Damayanti Wisnu Putranti, anggota Komisi V DPR tertangkap tangan Komisi Pemberantasan Korupsi (KPK), sekitar pukul 22.00, Rabu (13/1/2016). Anggota Fraksi PDI Perjuangan ini ditangkap saat transaksi yang diduga terkait dengan pembangunan infrastruktur yang diadakan Kementerian Pekerjaan umum dan Perumahan Rakyat. Sesaat sebelum penangkapan, ia baru saja mengikuti rapat di Komisinya.

Ia tak berkutik saat petugas dari KPK menangkapnya. Saat penangkapan, ia sedang menerima uang miliaran rupiah.

Uang suap untuk memuluskan proses pembahasan proyek pembangunan jalan di daerah Indonesia timur. Damayanti diduga memainkan perannya sebagai anggota Dewan untuk bisa mengatur proyek di Kementerian PU.

Nama Damayanti (45) memang jarang terdengar. Politikus PDI Perjuangan ini tercatat menjadi anggota DPR periode 2014-2019 dari daerah pemilihan Jawa Tengah IX (Brebes, Tegal, Slawi). Pada Pemilu lalu ia berhasil meraup 75.657 suara.

Sebelum menjadi legislator, wanita kelahiran Jakarta pada 2 November 1970, ini dikenal sebagai pengusaha.

Usahanya antara lain di bidang pekerjaan umum. Ia tercatat menjadi komisaris di PT Polatek Rancang Bangun (jasa konsultan) dan PT Adi Reka Tama (pengadaan barang dan jasa). Dia juga pernah menjadi Sekretaris Direktur Ciliwung Cisadane, Departemen Pekerjaan Umum, setelah itu ia menjadi Sekretaris Dirjen Sumber Daya Air, Departemen Pekerjaan Umum.

Tak heran jika mantan Sekretaris Jenderal PDIP Tjahjo Kumolo kaget. "Kalau betul dia, kenapa ya. Setahu saya dia sudah kaya sebagai pengusaha infrastruktur dan suaminya orang terpandang," ujar Menteri Dalam Negeri ini.

Sejak kuliah, Damayanti juga dikenal aktif di organisasi. Saat kuliah di Universitas Profesor Hamka, ia dikenal sebagai aktivis Gerakan Mahasiswa Nasional Indonesia (GMNI).

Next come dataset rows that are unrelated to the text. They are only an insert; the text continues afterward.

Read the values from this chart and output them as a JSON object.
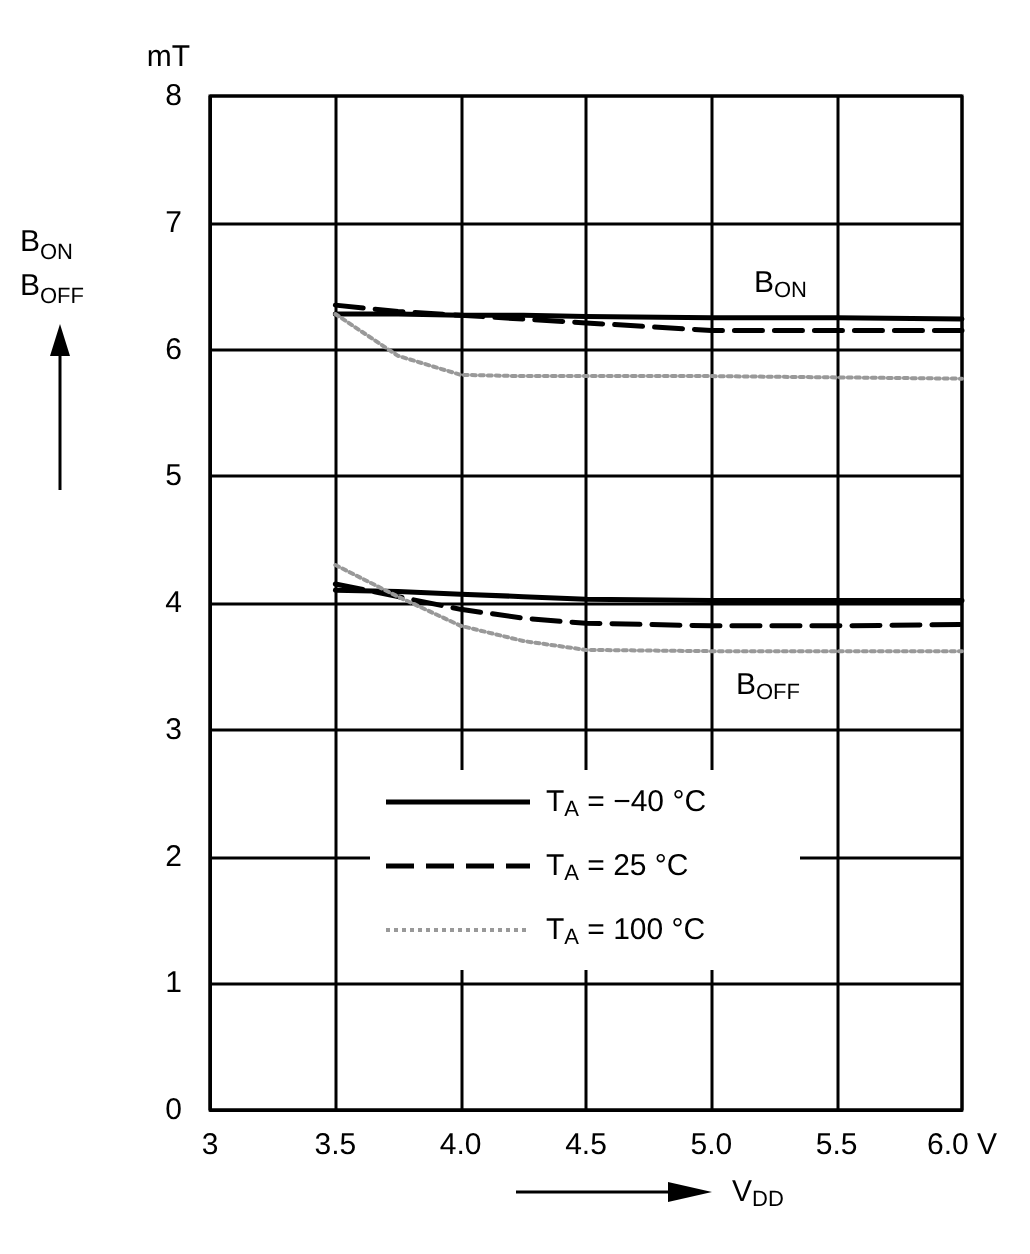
{
  "chart_data": {
    "type": "line",
    "xlabel": "V$_{DD}$",
    "ylabel": "B$_{ON}$\nB$_{OFF}$",
    "x": [
      3.5,
      3.75,
      4,
      4.25,
      4.5,
      5,
      5.5,
      6
    ],
    "series": [
      {
        "name": "T$_{A}$ = −40 °C",
        "color": "#000000",
        "line_style": "solid",
        "values": [
          6.28,
          6.28,
          6.27,
          6.27,
          6.26,
          6.25,
          6.25,
          6.24
        ]
      },
      {
        "name": "T$_{A}$ = 25 °C",
        "color": "#000000",
        "line_style": "dashed",
        "values": [
          6.35,
          6.3,
          6.27,
          6.24,
          6.21,
          6.15,
          6.15,
          6.15
        ]
      },
      {
        "name": "T$_{A}$ = 100 °C",
        "color": "#999999",
        "line_style": "dotted",
        "values": [
          6.28,
          5.95,
          5.8,
          5.79,
          5.79,
          5.79,
          5.78,
          5.77
        ]
      },
      {
        "color": "#000000",
        "line_style": "solid",
        "values": [
          4.1,
          4.09,
          4.07,
          4.05,
          4.03,
          4.02,
          4.02,
          4.02
        ]
      },
      {
        "color": "#000000",
        "line_style": "dashed",
        "values": [
          4.15,
          4.05,
          3.95,
          3.88,
          3.84,
          3.82,
          3.82,
          3.83
        ]
      },
      {
        "color": "#999999",
        "line_style": "dotted",
        "values": [
          4.3,
          4.05,
          3.82,
          3.7,
          3.63,
          3.62,
          3.62,
          3.62
        ]
      }
    ],
    "xlim": [
      3,
      6
    ],
    "ylim": [
      0,
      8
    ],
    "xticks": [
      3,
      3.5,
      {
        "value": 4,
        "label": "4.0"
      },
      4.5,
      {
        "value": 5,
        "label": "5.0"
      },
      5.5,
      {
        "value": 6,
        "label": "6.0 V"
      }
    ],
    "yticks": [
      0,
      1,
      2,
      3,
      4,
      5,
      6,
      7,
      8
    ],
    "annotations": [
      "mT",
      "B$_{ON}$",
      "B$_{OFF}$"
    ],
    "grid": true,
    "legend": "bottom",
    "marker": "none"
  }
}
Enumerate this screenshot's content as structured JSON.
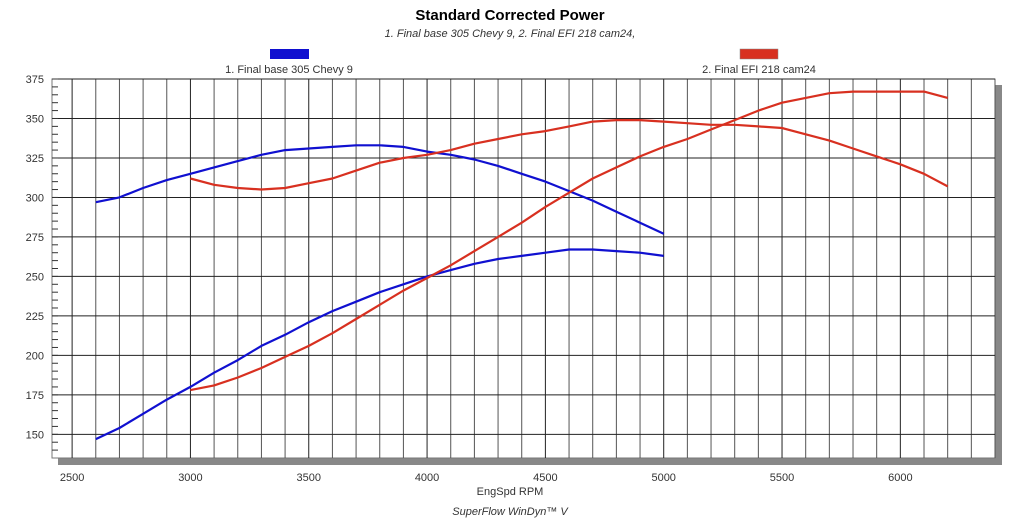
{
  "chart_data": {
    "type": "line",
    "title": "Standard Corrected Power",
    "subtitle": "1. Final base 305 Chevy 9, 2. Final EFI 218 cam24,",
    "xlabel": "EngSpd RPM",
    "footer": "SuperFlow WinDyn™ V",
    "xlim": [
      2415,
      6400
    ],
    "ylim": [
      135,
      375
    ],
    "xticks": [
      2500,
      3000,
      3500,
      4000,
      4500,
      5000,
      5500,
      6000
    ],
    "yticks": [
      150,
      175,
      200,
      225,
      250,
      275,
      300,
      325,
      350,
      375
    ],
    "grid": true,
    "legend": [
      {
        "label": "1. Final base 305 Chevy 9",
        "color": "#1010d0"
      },
      {
        "label": "2. Final EFI 218 cam24",
        "color": "#d83020"
      }
    ],
    "series": [
      {
        "name": "1. Final base 305 Chevy 9 torque",
        "color": "#1010d0",
        "x": [
          2600,
          2700,
          2800,
          2900,
          3000,
          3100,
          3200,
          3300,
          3400,
          3500,
          3600,
          3700,
          3800,
          3900,
          4000,
          4100,
          4200,
          4300,
          4400,
          4500,
          4600,
          4700,
          4800,
          4900,
          5000
        ],
        "y": [
          297,
          300,
          306,
          311,
          315,
          319,
          323,
          327,
          330,
          331,
          332,
          333,
          333,
          332,
          329,
          327,
          324,
          320,
          315,
          310,
          304,
          298,
          291,
          284,
          277
        ]
      },
      {
        "name": "1. Final base 305 Chevy 9 power",
        "color": "#1010d0",
        "x": [
          2600,
          2700,
          2800,
          2900,
          3000,
          3100,
          3200,
          3300,
          3400,
          3500,
          3600,
          3700,
          3800,
          3900,
          4000,
          4100,
          4200,
          4300,
          4400,
          4500,
          4600,
          4700,
          4800,
          4900,
          5000
        ],
        "y": [
          147,
          154,
          163,
          172,
          180,
          189,
          197,
          206,
          213,
          221,
          228,
          234,
          240,
          245,
          250,
          254,
          258,
          261,
          263,
          265,
          267,
          267,
          266,
          265,
          263
        ]
      },
      {
        "name": "2. Final EFI 218 cam24 torque",
        "color": "#d83020",
        "x": [
          3000,
          3100,
          3200,
          3300,
          3400,
          3500,
          3600,
          3700,
          3800,
          3900,
          4000,
          4100,
          4200,
          4300,
          4400,
          4500,
          4600,
          4700,
          4800,
          4900,
          5000,
          5100,
          5200,
          5300,
          5400,
          5500,
          5600,
          5700,
          5800,
          5900,
          6000,
          6100,
          6200
        ],
        "y": [
          312,
          308,
          306,
          305,
          306,
          309,
          312,
          317,
          322,
          325,
          327,
          330,
          334,
          337,
          340,
          342,
          345,
          348,
          349,
          349,
          348,
          347,
          346,
          346,
          345,
          344,
          340,
          336,
          331,
          326,
          321,
          315,
          307
        ]
      },
      {
        "name": "2. Final EFI 218 cam24 power",
        "color": "#d83020",
        "x": [
          3000,
          3100,
          3200,
          3300,
          3400,
          3500,
          3600,
          3700,
          3800,
          3900,
          4000,
          4100,
          4200,
          4300,
          4400,
          4500,
          4600,
          4700,
          4800,
          4900,
          5000,
          5100,
          5200,
          5300,
          5400,
          5500,
          5600,
          5700,
          5800,
          5900,
          6000,
          6100,
          6200
        ],
        "y": [
          178,
          181,
          186,
          192,
          199,
          206,
          214,
          223,
          232,
          241,
          249,
          257,
          266,
          275,
          284,
          294,
          303,
          312,
          319,
          326,
          332,
          337,
          343,
          349,
          355,
          360,
          363,
          366,
          367,
          367,
          367,
          367,
          363
        ]
      }
    ]
  }
}
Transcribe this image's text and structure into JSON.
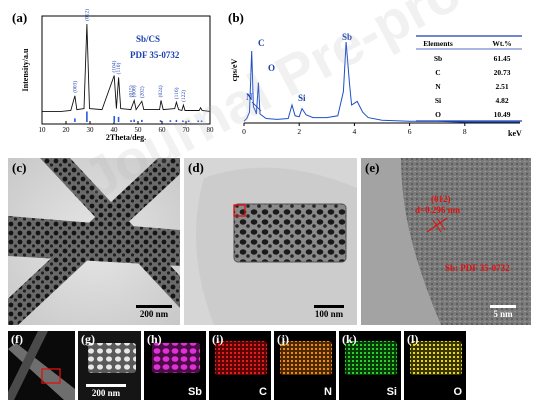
{
  "panels": {
    "a": {
      "label": "(a)",
      "legend_sample": "Sb/CS",
      "legend_ref": "PDF 35-0732",
      "peak_labels": [
        "(003)",
        "(012)",
        "(104)",
        "(110)",
        "(015)",
        "(006)",
        "(202)",
        "(024)",
        "(116)",
        "(122)"
      ]
    },
    "b": {
      "label": "(b)",
      "element_labels": {
        "C": "C",
        "O": "O",
        "N": "N",
        "Si": "Si",
        "Sb": "Sb"
      },
      "table_headers": [
        "Elements",
        "Wt.%"
      ],
      "table_rows": [
        [
          "Sb",
          "61.45"
        ],
        [
          "C",
          "20.73"
        ],
        [
          "N",
          "2.51"
        ],
        [
          "Si",
          "4.82"
        ],
        [
          "O",
          "10.49"
        ]
      ]
    },
    "c": {
      "label": "(c)",
      "scale": "200 nm"
    },
    "d": {
      "label": "(d)",
      "scale": "100 nm"
    },
    "e": {
      "label": "(e)",
      "plane": "(012)",
      "spacing": "d=0.296 nm",
      "ref": "Sb: PDF 35-0732",
      "scale": "5 nm"
    },
    "f": {
      "label": "(f)"
    },
    "g": {
      "label": "(g)",
      "scale": "200 nm"
    },
    "h": {
      "label": "(h)",
      "element": "Sb",
      "color": "#d21ec8"
    },
    "i": {
      "label": "(i)",
      "element": "C",
      "color": "#e01010"
    },
    "j": {
      "label": "(j)",
      "element": "N",
      "color": "#e8800a"
    },
    "k": {
      "label": "(k)",
      "element": "Si",
      "color": "#20b020"
    },
    "l": {
      "label": "(l)",
      "element": "O",
      "color": "#d8c810"
    }
  },
  "watermark": "Journal Pre-proof",
  "chart_data": [
    {
      "type": "line",
      "panel": "a",
      "xlabel": "2Theta/deg.",
      "ylabel": "Intensity/a.u",
      "xlim": [
        10,
        80
      ],
      "x_ticks": [
        10,
        20,
        30,
        40,
        50,
        60,
        70,
        80
      ],
      "grid": false,
      "series": [
        {
          "values": [
            [
              10,
              0.05
            ],
            [
              18,
              0.05
            ],
            [
              22,
              0.06
            ],
            [
              23.7,
              0.22
            ],
            [
              24.5,
              0.07
            ],
            [
              27.5,
              0.08
            ],
            [
              28.7,
              1.0
            ],
            [
              29.8,
              0.08
            ],
            [
              35,
              0.07
            ],
            [
              40.1,
              0.44
            ],
            [
              41.0,
              0.08
            ],
            [
              41.9,
              0.42
            ],
            [
              42.8,
              0.08
            ],
            [
              47,
              0.07
            ],
            [
              48.4,
              0.17
            ],
            [
              49.2,
              0.07
            ],
            [
              51.6,
              0.16
            ],
            [
              52.4,
              0.07
            ],
            [
              59,
              0.07
            ],
            [
              59.6,
              0.17
            ],
            [
              60.5,
              0.07
            ],
            [
              65.3,
              0.08
            ],
            [
              66.0,
              0.15
            ],
            [
              66.9,
              0.07
            ],
            [
              68.3,
              0.06
            ],
            [
              68.9,
              0.12
            ],
            [
              69.6,
              0.06
            ],
            [
              75.5,
              0.06
            ],
            [
              76.1,
              0.09
            ],
            [
              76.7,
              0.06
            ],
            [
              80,
              0.05
            ]
          ]
        }
      ],
      "reference_sticks": [
        [
          23.7,
          0.12
        ],
        [
          28.7,
          0.35
        ],
        [
          40.1,
          0.2
        ],
        [
          41.9,
          0.17
        ],
        [
          47.1,
          0.06
        ],
        [
          48.4,
          0.08
        ],
        [
          51.6,
          0.07
        ],
        [
          59.4,
          0.06
        ],
        [
          63.5,
          0.06
        ],
        [
          66.0,
          0.07
        ],
        [
          68.7,
          0.05
        ],
        [
          71.1,
          0.05
        ],
        [
          75.1,
          0.05
        ],
        [
          76.5,
          0.05
        ]
      ]
    },
    {
      "type": "line",
      "panel": "b",
      "xlabel": "keV",
      "ylabel": "cps/eV",
      "xlim": [
        0,
        10
      ],
      "x_ticks": [
        0,
        2,
        4,
        6,
        8
      ],
      "grid": false,
      "series": [
        {
          "values": [
            [
              0,
              0.02
            ],
            [
              0.1,
              0.05
            ],
            [
              0.2,
              0.12
            ],
            [
              0.28,
              0.8
            ],
            [
              0.34,
              0.18
            ],
            [
              0.39,
              0.15
            ],
            [
              0.45,
              0.1
            ],
            [
              0.52,
              0.45
            ],
            [
              0.58,
              0.1
            ],
            [
              0.8,
              0.05
            ],
            [
              1.2,
              0.04
            ],
            [
              1.6,
              0.05
            ],
            [
              1.74,
              0.2
            ],
            [
              1.85,
              0.08
            ],
            [
              2.0,
              0.07
            ],
            [
              2.1,
              0.16
            ],
            [
              2.25,
              0.09
            ],
            [
              2.5,
              0.06
            ],
            [
              3.0,
              0.06
            ],
            [
              3.4,
              0.08
            ],
            [
              3.6,
              0.35
            ],
            [
              3.7,
              0.9
            ],
            [
              3.82,
              0.45
            ],
            [
              3.9,
              0.2
            ],
            [
              4.1,
              0.24
            ],
            [
              4.3,
              0.12
            ],
            [
              4.5,
              0.06
            ],
            [
              5,
              0.03
            ],
            [
              6,
              0.02
            ],
            [
              7,
              0.02
            ],
            [
              8,
              0.01
            ],
            [
              10,
              0.01
            ]
          ]
        }
      ]
    }
  ]
}
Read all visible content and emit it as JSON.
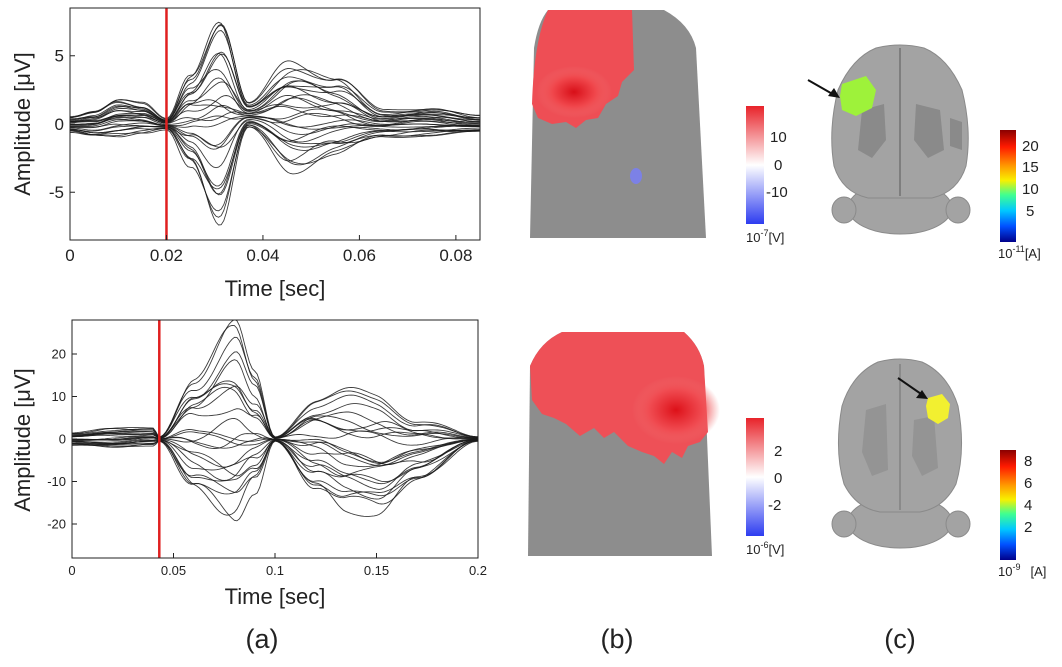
{
  "chart_data": [
    {
      "type": "line",
      "panel": "(a)",
      "xlabel": "Time [sec]",
      "ylabel": "Amplitude [μV]",
      "xlim": [
        0,
        0.085
      ],
      "ylim": [
        -8.5,
        8.5
      ],
      "xticks": [
        0,
        0.02,
        0.04,
        0.06,
        0.08
      ],
      "xtick_labels": [
        "0",
        "0.02",
        "0.04",
        "0.06",
        "0.08"
      ],
      "yticks": [
        -5,
        0,
        5
      ],
      "ytick_labels": [
        "-5",
        "0",
        "5"
      ],
      "marker_line_x": 0.02,
      "marker_color": "#e02020",
      "trace_color": "#1a1a1a",
      "series_count": 28,
      "envelope": {
        "t": [
          0,
          0.005,
          0.01,
          0.015,
          0.02,
          0.025,
          0.031,
          0.037,
          0.046,
          0.055,
          0.065,
          0.075,
          0.085
        ],
        "max": [
          0.6,
          1.0,
          1.8,
          1.5,
          0.4,
          4.0,
          8.0,
          1.5,
          4.8,
          3.5,
          1.0,
          1.2,
          0.6
        ],
        "min": [
          -0.6,
          -0.9,
          -0.9,
          -0.7,
          -0.4,
          -3.0,
          -7.2,
          -0.3,
          -3.3,
          -2.2,
          -1.0,
          -0.8,
          -0.6
        ]
      }
    },
    {
      "type": "line",
      "panel": "(a)",
      "xlabel": "Time [sec]",
      "ylabel": "Amplitude [μV]",
      "xlim": [
        0,
        0.2
      ],
      "ylim": [
        -28,
        28
      ],
      "xticks": [
        0,
        0.05,
        0.1,
        0.15,
        0.2
      ],
      "xtick_labels": [
        "0",
        "0.05",
        "0.1",
        "0.15",
        "0.2"
      ],
      "yticks": [
        -20,
        -10,
        0,
        10,
        20
      ],
      "ytick_labels": [
        "-20",
        "-10",
        "0",
        "10",
        "20"
      ],
      "marker_line_x": 0.043,
      "marker_color": "#e02020",
      "trace_color": "#1a1a1a",
      "series_count": 24,
      "envelope": {
        "t": [
          0,
          0.02,
          0.04,
          0.043,
          0.06,
          0.08,
          0.09,
          0.1,
          0.12,
          0.135,
          0.15,
          0.17,
          0.2
        ],
        "max": [
          1.5,
          2.5,
          2.5,
          0.5,
          15,
          26.5,
          15,
          0.5,
          10,
          11,
          10,
          5,
          0.5
        ],
        "min": [
          -1.5,
          -2.0,
          -1.5,
          -0.5,
          -12,
          -20,
          -12,
          -0.5,
          -12,
          -17,
          -17,
          -10,
          -0.5
        ]
      }
    }
  ],
  "colorbars": [
    {
      "panel": "(b)",
      "ticks": [
        "10",
        "0",
        "-10"
      ],
      "unit_base": "10",
      "unit_exp": "-7",
      "unit": "[V]",
      "scale": "blue-white-red"
    },
    {
      "panel": "(c)",
      "ticks": [
        "20",
        "15",
        "10",
        "5"
      ],
      "unit_base": "10",
      "unit_exp": "-11",
      "unit": "[A]",
      "scale": "jet"
    },
    {
      "panel": "(b)",
      "ticks": [
        "2",
        "0",
        "-2"
      ],
      "unit_base": "10",
      "unit_exp": "-6",
      "unit": "[V]",
      "scale": "blue-white-red"
    },
    {
      "panel": "(c)",
      "ticks": [
        "8",
        "6",
        "4",
        "2"
      ],
      "unit_base": "10",
      "unit_exp": "-9",
      "unit": "[A]",
      "scale": "jet"
    }
  ],
  "panel_labels": [
    "(a)",
    "(b)",
    "(c)"
  ],
  "colors": {
    "brain": "#a3a3a3",
    "brain_dark": "#8c8c8c",
    "map_gray": "#8d8d8d",
    "hot_red": "#e8232a",
    "source_green": "#9ef23a",
    "source_yellow": "#f2f030"
  }
}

Di DPR, Damayanti tercatat pernah menolak revisi Undang-undang Pilkada yang memilih kepala daerah lewat DPRD. Ia juga pernah menolak revisi UU MD3 dan walk out dalam proses voting paket pimpinan DPR 2014-2019, yang melambungkan Setya Novanto sebagai Ketua DPR.

Di internal PDIP, Damayanti tercatat sebagai Tim Pemenangan Pilkada DKI Jakarta Jokowi-Ahok, Tim Pemenangan Pilkada Kota Magelang, Tim Pemenangan Pilkada Kota Tegal, Tim Pemenangan Pilkada Kabupaten Pemalang, Tim Pemenangan Pilkada Kota Salatiga, Tim Pemenangan Pilkada Kabupaten Brebes, Tim Pemenangan Pilkada Kabupaten Gianyar.